Big Data is definitely one of the bigger trends pushing through BI and the IT world. You’ll hear this idea get tossed around a lot, especially in the BI and datawarehouse worlds. My interpretation is that it means scenarios and projects that generate a lot of relatively unstructured, freeform data. With the internet, social networks, and personal devices, the amount of data that companies and organizations are capturing is staggering and is only growing year over year.
One of the most popular technologies for managing this structurely is Apache Hadoop. This is an open source framework for networking back end servers together to act like a massive data source. The advantages are the scalability, reliability (if one unit goes down its processing is pushed over to other units), and cost. The software is open source, and its designed to work on cheap “whitebox” servers, so hardware costs are reduced. It hasn’t stopped Oracle from offering a big data appliance, based on Sun servers and Hadoop, to push itself as the big stack vendor for this. While Hadoop is a leader in the market, Greenplum and NoSQL are gaining some market share. Microsoft is also readying technology to compete. There are also some commercial versions of Hadoop getting released that offer more support to often overwhelmed IT backend administrators. The amount of increasing data and need to administer the systems is definitely straining staffs.

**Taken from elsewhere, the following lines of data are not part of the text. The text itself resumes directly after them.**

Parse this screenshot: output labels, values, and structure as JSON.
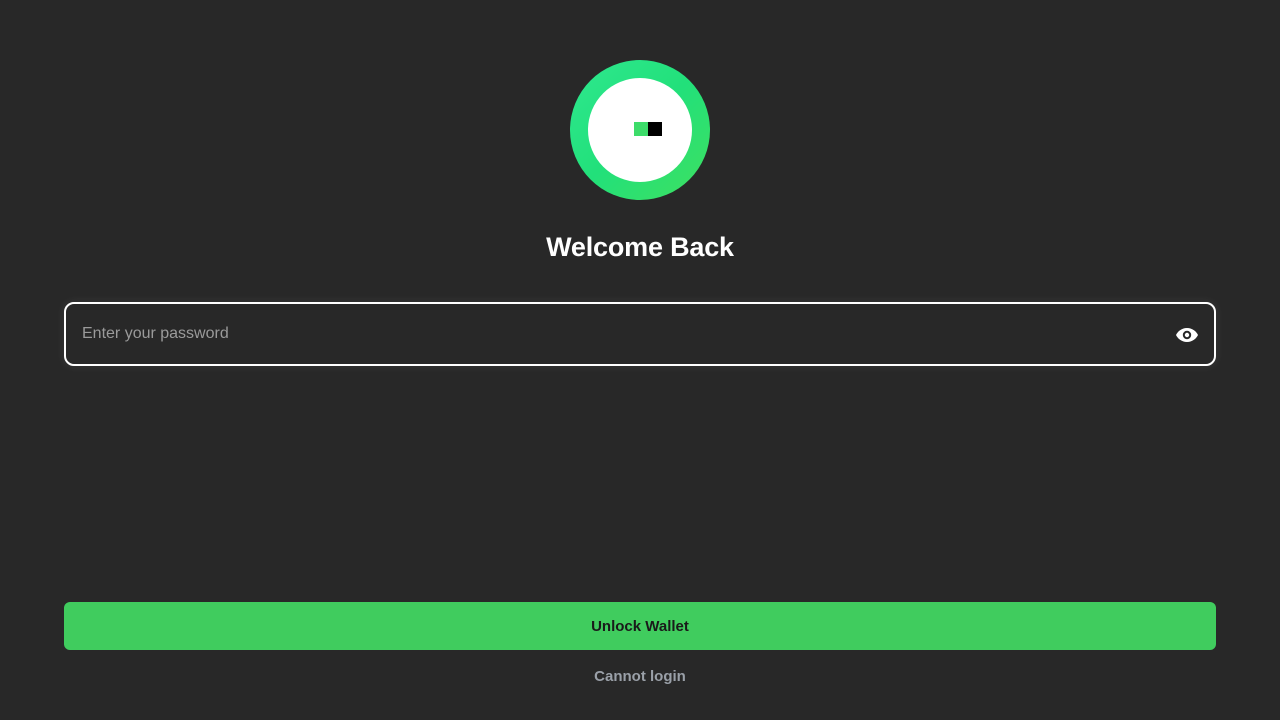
{
  "header": {
    "title": "Welcome Back"
  },
  "password": {
    "placeholder": "Enter your password",
    "value": "",
    "toggle_icon": "eye-icon"
  },
  "actions": {
    "unlock_label": "Unlock Wallet",
    "cannot_login_label": "Cannot login"
  },
  "colors": {
    "background": "#282828",
    "accent": "#40cc5e",
    "logo_ring": "#22e07a"
  }
}
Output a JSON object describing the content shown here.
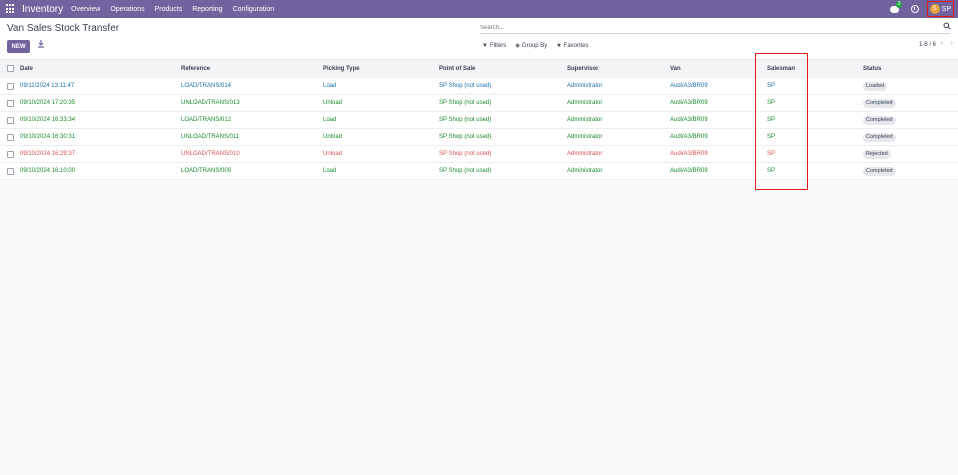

One issue is that the data is stored unstructured, so an additional layer needs to be implemented to allow for more traditional SQL queries. Of course, companies want to query and report on this information. Hive is another open source tool used to allow these queries to run against the database. Companies like Cloudera are offering connection abilities to Hive to allow that to be seen as a standard data source for BI vendors like Microstrategy. Another innovative player in this space is 1010Data, which utilizes a type of in-memory type technology to scale,store, and deliver information to data consumers.